Taiwan’s government has been incentivizing the private sector to invest in renewable energy development through construction or purchasing green power. The company’s decision demonstrates the local insurance industry’s support for the government’s policy, encouraging long-term funds for renewable energy while creating stable returns for shareholders, per CNA.
The company’s wholly-owned subsidiary Cathay Life Insurance will invest on behalf of Cathay Financial Holdings, becoming the largest insurance investment for offshore wind development. Cathay Financial said the Financial Supervisory Commission (FSC) approved its plans to invest through Cathay Wind Power Co. to acquire a 50% stake in Greater Changhua NW Holdings Ltd. and extend 50% of shareholder loans to Greater Changhua NW Holdings and Greater Changhua Offshore Wind Farm NW Ltd.
Cathay Wind Power, Denmark-based Orsted, and lending banks will sign a purchasing agreement, and Cathay Life Insurance will take a 99% stake in Cathay Wind Power.

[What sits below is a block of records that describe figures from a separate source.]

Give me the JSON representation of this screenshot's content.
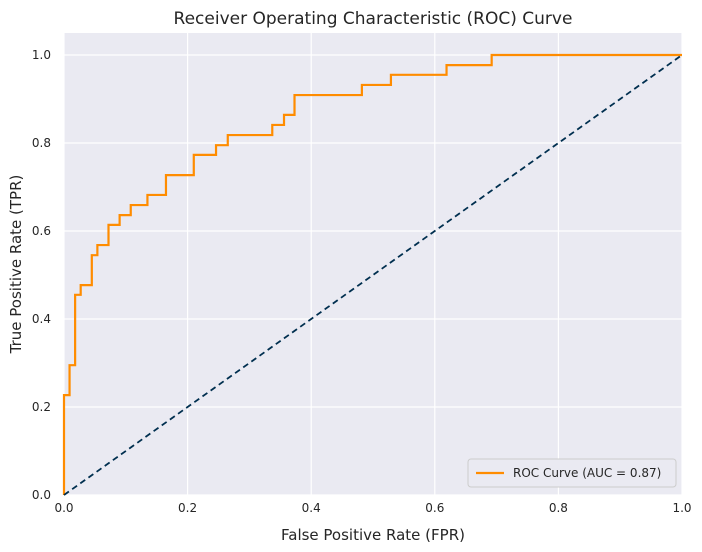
{
  "chart_data": {
    "type": "line",
    "title": "Receiver Operating Characteristic (ROC) Curve",
    "xlabel": "False Positive Rate (FPR)",
    "ylabel": "True Positive Rate (TPR)",
    "xlim": [
      0,
      1
    ],
    "ylim": [
      0,
      1.05
    ],
    "xticks": [
      "0.0",
      "0.2",
      "0.4",
      "0.6",
      "0.8",
      "1.0"
    ],
    "yticks": [
      "0.0",
      "0.2",
      "0.4",
      "0.6",
      "0.8",
      "1.0"
    ],
    "grid": true,
    "legend_position": "lower-right",
    "colors": {
      "background": "#eaeaf2",
      "grid": "#ffffff",
      "roc": "#ff8c00",
      "diagonal": "#002f4f",
      "text": "#262626"
    },
    "series": [
      {
        "name": "ROC Curve (AUC = 0.87)",
        "style": "solid",
        "fpr": [
          0.0,
          0.0,
          0.009,
          0.009,
          0.018,
          0.018,
          0.027,
          0.027,
          0.045,
          0.045,
          0.054,
          0.054,
          0.072,
          0.072,
          0.09,
          0.09,
          0.108,
          0.108,
          0.135,
          0.135,
          0.165,
          0.165,
          0.21,
          0.21,
          0.246,
          0.246,
          0.265,
          0.265,
          0.337,
          0.337,
          0.356,
          0.356,
          0.373,
          0.373,
          0.482,
          0.482,
          0.529,
          0.529,
          0.619,
          0.619,
          0.692,
          0.692,
          1.0
        ],
        "tpr": [
          0.0,
          0.227,
          0.227,
          0.295,
          0.295,
          0.455,
          0.455,
          0.477,
          0.477,
          0.545,
          0.545,
          0.568,
          0.568,
          0.614,
          0.614,
          0.636,
          0.636,
          0.659,
          0.659,
          0.682,
          0.682,
          0.727,
          0.727,
          0.773,
          0.773,
          0.795,
          0.795,
          0.818,
          0.818,
          0.841,
          0.841,
          0.864,
          0.864,
          0.909,
          0.909,
          0.932,
          0.932,
          0.955,
          0.955,
          0.977,
          0.977,
          1.0,
          1.0
        ]
      },
      {
        "name": "",
        "style": "dashed",
        "fpr": [
          0,
          1
        ],
        "tpr": [
          0,
          1
        ]
      }
    ]
  }
}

The company’s General Manager Li Chang-keng (李長庚) said on Oct. 18 that by 2030, all Cathay Financial Holdings locations in Taiwan will be powered by 100% renewable energy.

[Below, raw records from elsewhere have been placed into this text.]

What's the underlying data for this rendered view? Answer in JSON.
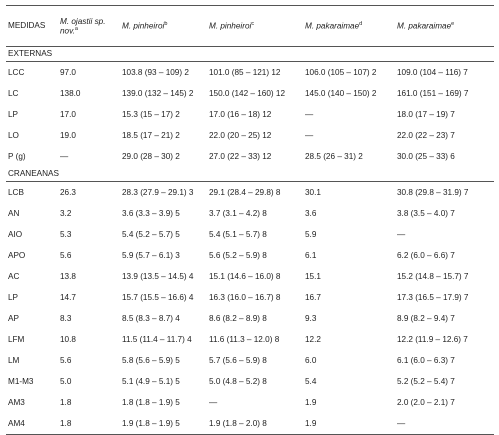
{
  "header": {
    "col0": "MEDIDAS",
    "col1": {
      "species": "M. ojastii sp. nov.",
      "sup": "a"
    },
    "col2": {
      "species": "M. pinheiroi",
      "sup": "b"
    },
    "col3": {
      "species": "M. pinheiroi",
      "sup": "c"
    },
    "col4": {
      "species": "M. pakaraimae",
      "sup": "d"
    },
    "col5": {
      "species": "M. pakaraimae",
      "sup": "e"
    }
  },
  "sections": {
    "externas": "EXTERNAS",
    "craneanas": "CRANEANAS"
  },
  "externas_rows": [
    [
      "LCC",
      "97.0",
      "103.8 (93 – 109) 2",
      "101.0 (85 – 121) 12",
      "106.0 (105 – 107) 2",
      "109.0 (104 – 116) 7"
    ],
    [
      "LC",
      "138.0",
      "139.0 (132 – 145) 2",
      "150.0 (142 – 160) 12",
      "145.0 (140 – 150) 2",
      "161.0 (151 – 169) 7"
    ],
    [
      "LP",
      "17.0",
      "15.3 (15 – 17) 2",
      "17.0 (16 – 18) 12",
      "—",
      "18.0 (17 – 19) 7"
    ],
    [
      "LO",
      "19.0",
      "18.5 (17 – 21) 2",
      "22.0 (20 – 25) 12",
      "—",
      "22.0 (22 – 23) 7"
    ],
    [
      "P (g)",
      "—",
      "29.0 (28 – 30) 2",
      "27.0 (22 – 33) 12",
      "28.5 (26 – 31) 2",
      "30.0 (25 – 33) 6"
    ]
  ],
  "craneanas_rows": [
    [
      "LCB",
      "26.3",
      "28.3 (27.9 – 29.1) 3",
      "29.1 (28.4 – 29.8) 8",
      "30.1",
      "30.8 (29.8 – 31.9) 7"
    ],
    [
      "AN",
      "3.2",
      "3.6 (3.3 – 3.9) 5",
      "3.7 (3.1 – 4.2) 8",
      "3.6",
      "3.8 (3.5 – 4.0) 7"
    ],
    [
      "AIO",
      "5.3",
      "5.4 (5.2 – 5.7) 5",
      "5.4 (5.1 – 5.7) 8",
      "5.9",
      "—"
    ],
    [
      "APO",
      "5.6",
      "5.9 (5.7 – 6.1) 3",
      "5.6 (5.2 – 5.9) 8",
      "6.1",
      "6.2 (6.0 – 6.6) 7"
    ],
    [
      "AC",
      "13.8",
      "13.9 (13.5 – 14.5) 4",
      "15.1 (14.6 – 16.0) 8",
      "15.1",
      "15.2 (14.8 – 15.7) 7"
    ],
    [
      "LP",
      "14.7",
      "15.7 (15.5 – 16.6) 4",
      "16.3 (16.0 – 16.7) 8",
      "16.7",
      "17.3 (16.5 – 17.9) 7"
    ],
    [
      "AP",
      "8.3",
      "8.5 (8.3 – 8.7) 4",
      "8.6 (8.2 – 8.9) 8",
      "9.3",
      "8.9 (8.2 – 9.4) 7"
    ],
    [
      "LFM",
      "10.8",
      "11.5 (11.4 – 11.7) 4",
      "11.6 (11.3 – 12.0) 8",
      "12.2",
      "12.2 (11.9 – 12.6) 7"
    ],
    [
      "LM",
      "5.6",
      "5.8 (5.6 – 5.9) 5",
      "5.7 (5.6 – 5.9) 8",
      "6.0",
      "6.1 (6.0 – 6.3) 7"
    ],
    [
      "M1-M3",
      "5.0",
      "5.1 (4.9 – 5.1) 5",
      "5.0 (4.8 – 5.2) 8",
      "5.4",
      "5.2 (5.2 – 5.4) 7"
    ],
    [
      "AM3",
      "1.8",
      "1.8 (1.8 – 1.9) 5",
      "—",
      "1.9",
      "2.0 (2.0 – 2.1) 7"
    ],
    [
      "AM4",
      "1.8",
      "1.9 (1.8 – 1.9) 5",
      "1.9 (1.8 – 2.0) 8",
      "1.9",
      "—"
    ]
  ]
}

In addition, Cathay Holding and Fubon Holding are the top two financial holding firms in Taiwan with total assets hitting NT$13.3 trillion and NT$11.78 trillion, respectively, as of the end of this year's first quarter.

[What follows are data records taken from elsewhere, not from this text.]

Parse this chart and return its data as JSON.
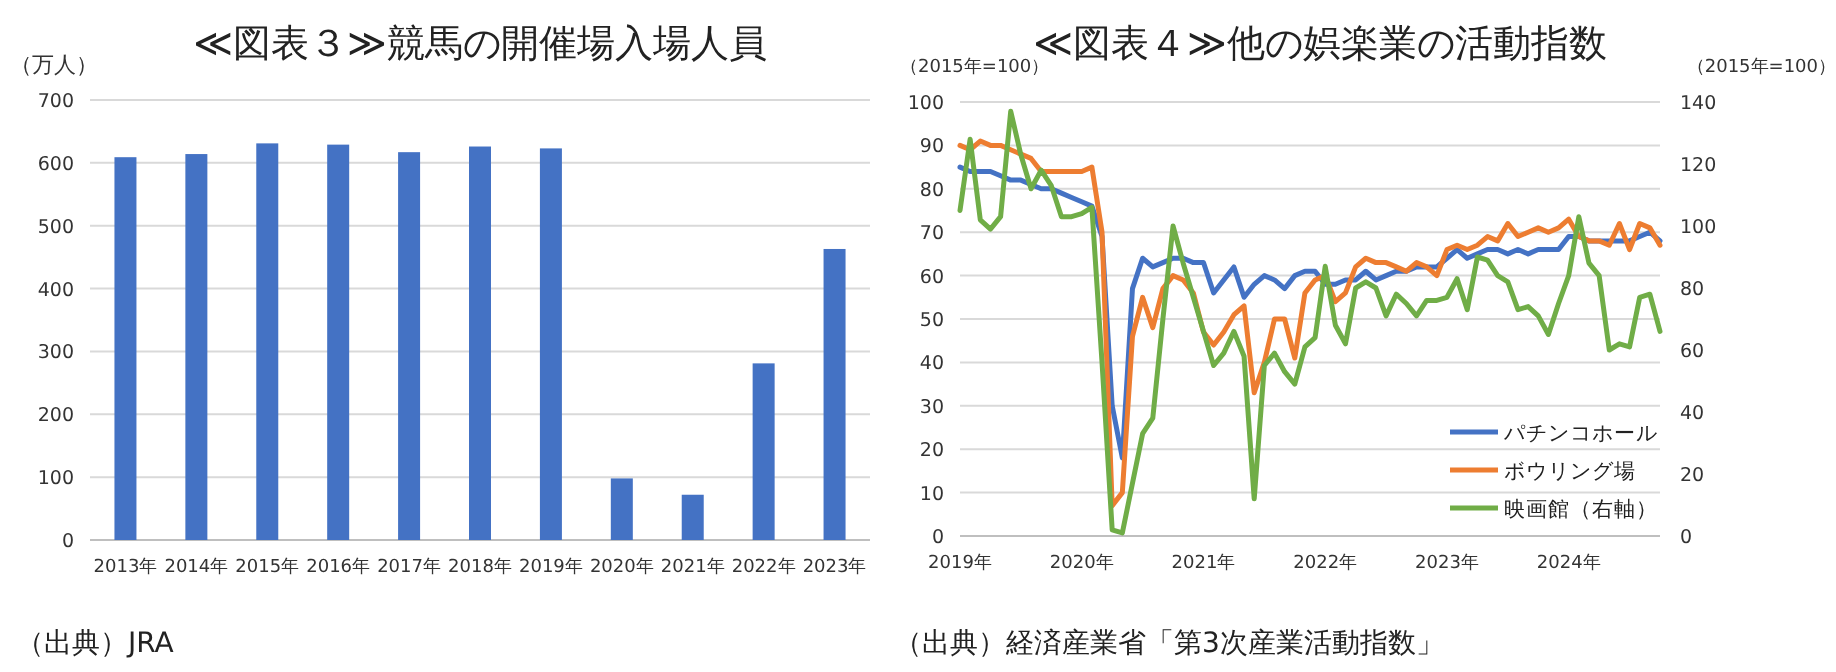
{
  "chart_data": [
    {
      "type": "bar",
      "title": "≪図表３≫競馬の開催場入場人員",
      "ylabel": "（万人）",
      "categories": [
        "2013年",
        "2014年",
        "2015年",
        "2016年",
        "2017年",
        "2018年",
        "2019年",
        "2020年",
        "2021年",
        "2022年",
        "2023年"
      ],
      "series": [
        {
          "color": "#4472c4",
          "values": [
            609,
            614,
            631,
            629,
            617,
            626,
            623,
            98,
            72,
            281,
            463
          ]
        }
      ],
      "ylim": [
        0,
        700
      ],
      "yticks": [
        0,
        100,
        200,
        300,
        400,
        500,
        600,
        700
      ],
      "grid": "y",
      "legend": false,
      "annotations": [
        "（出典）JRA"
      ]
    },
    {
      "type": "line",
      "title": "≪図表４≫他の娯楽業の活動指数",
      "ylabel": "（2015年=100）",
      "y2label": "（2015年=100）",
      "x": [
        "2019-01",
        "2019-02",
        "2019-03",
        "2019-04",
        "2019-05",
        "2019-06",
        "2019-07",
        "2019-08",
        "2019-09",
        "2019-10",
        "2019-11",
        "2019-12",
        "2020-01",
        "2020-02",
        "2020-03",
        "2020-04",
        "2020-05",
        "2020-06",
        "2020-07",
        "2020-08",
        "2020-09",
        "2020-10",
        "2020-11",
        "2020-12",
        "2021-01",
        "2021-02",
        "2021-03",
        "2021-04",
        "2021-05",
        "2021-06",
        "2021-07",
        "2021-08",
        "2021-09",
        "2021-10",
        "2021-11",
        "2021-12",
        "2022-01",
        "2022-02",
        "2022-03",
        "2022-04",
        "2022-05",
        "2022-06",
        "2022-07",
        "2022-08",
        "2022-09",
        "2022-10",
        "2022-11",
        "2022-12",
        "2023-01",
        "2023-02",
        "2023-03",
        "2023-04",
        "2023-05",
        "2023-06",
        "2023-07",
        "2023-08",
        "2023-09",
        "2023-10",
        "2023-11",
        "2023-12",
        "2024-01",
        "2024-02",
        "2024-03",
        "2024-04",
        "2024-05",
        "2024-06",
        "2024-07",
        "2024-08",
        "2024-09",
        "2024-10"
      ],
      "series": [
        {
          "name": "パチンコホール",
          "color": "#4472c4",
          "values": [
            85,
            84,
            84,
            84,
            83,
            82,
            82,
            81,
            80,
            80,
            79,
            78,
            77,
            76,
            69,
            30,
            18,
            57,
            64,
            62,
            63,
            64,
            64,
            63,
            63,
            56,
            59,
            62,
            55,
            58,
            60,
            59,
            57,
            60,
            61,
            61,
            58,
            58,
            59,
            59,
            61,
            59,
            60,
            61,
            61,
            62,
            62,
            62,
            64,
            66,
            64,
            65,
            66,
            66,
            65,
            66,
            65,
            66,
            66,
            66,
            69,
            69,
            68,
            68,
            68,
            68,
            68,
            69,
            70,
            68
          ]
        },
        {
          "name": "ボウリング場",
          "color": "#ed7d31",
          "values": [
            90,
            89,
            91,
            90,
            90,
            89,
            88,
            87,
            84,
            84,
            84,
            84,
            84,
            85,
            70,
            7,
            10,
            46,
            55,
            48,
            57,
            60,
            59,
            56,
            47,
            44,
            47,
            51,
            53,
            33,
            40,
            50,
            50,
            41,
            56,
            59,
            60,
            54,
            56,
            62,
            64,
            63,
            63,
            62,
            61,
            63,
            62,
            60,
            66,
            67,
            66,
            67,
            69,
            68,
            72,
            69,
            70,
            71,
            70,
            71,
            73,
            69,
            68,
            68,
            67,
            72,
            66,
            72,
            71,
            67
          ]
        },
        {
          "name": "映画館（右軸）",
          "color": "#70ad47",
          "axis": "y2",
          "values": [
            105,
            128,
            102,
            99,
            103,
            137,
            123,
            112,
            118,
            113,
            103,
            103,
            104,
            106,
            56,
            2,
            1,
            17,
            33,
            38,
            70,
            100,
            88,
            77,
            66,
            55,
            59,
            66,
            58,
            12,
            55,
            59,
            53,
            49,
            61,
            64,
            87,
            68,
            62,
            80,
            82,
            80,
            71,
            78,
            75,
            71,
            76,
            76,
            77,
            83,
            73,
            90,
            89,
            84,
            82,
            73,
            74,
            71,
            65,
            75,
            84,
            103,
            88,
            84,
            60,
            62,
            61,
            77,
            78,
            66
          ]
        }
      ],
      "xlim": [
        "2019-01",
        "2024-10"
      ],
      "xticks": [
        {
          "value": "2019-01",
          "label": "2019年"
        },
        {
          "value": "2020-01",
          "label": "2020年"
        },
        {
          "value": "2021-01",
          "label": "2021年"
        },
        {
          "value": "2022-01",
          "label": "2022年"
        },
        {
          "value": "2023-01",
          "label": "2023年"
        },
        {
          "value": "2024-01",
          "label": "2024年"
        }
      ],
      "ylim": [
        0,
        100
      ],
      "yticks": [
        0,
        10,
        20,
        30,
        40,
        50,
        60,
        70,
        80,
        90,
        100
      ],
      "y2lim": [
        0,
        140
      ],
      "y2ticks": [
        0,
        20,
        40,
        60,
        80,
        100,
        120,
        140
      ],
      "grid": "y",
      "legend": "bottom right",
      "marker": "none",
      "line_style": "solid",
      "annotations": [
        "（出典）経済産業省「第3次産業活動指数」"
      ]
    }
  ]
}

In addition, Fubon Financial Holdings announced a subsidiary for renewable energy investments. Its wholly-owned subsidiary, Fubon Life Insurance, will establish a holding company, Star Shining Holding, to allocate funds to renewable investments.
The company said the plan, which is still pending FSC approval, could cost NT$2.4 billion. Fubon Life Insurance said the restructuring allows Star Shining Holding to be fully dedicated to solar energy development.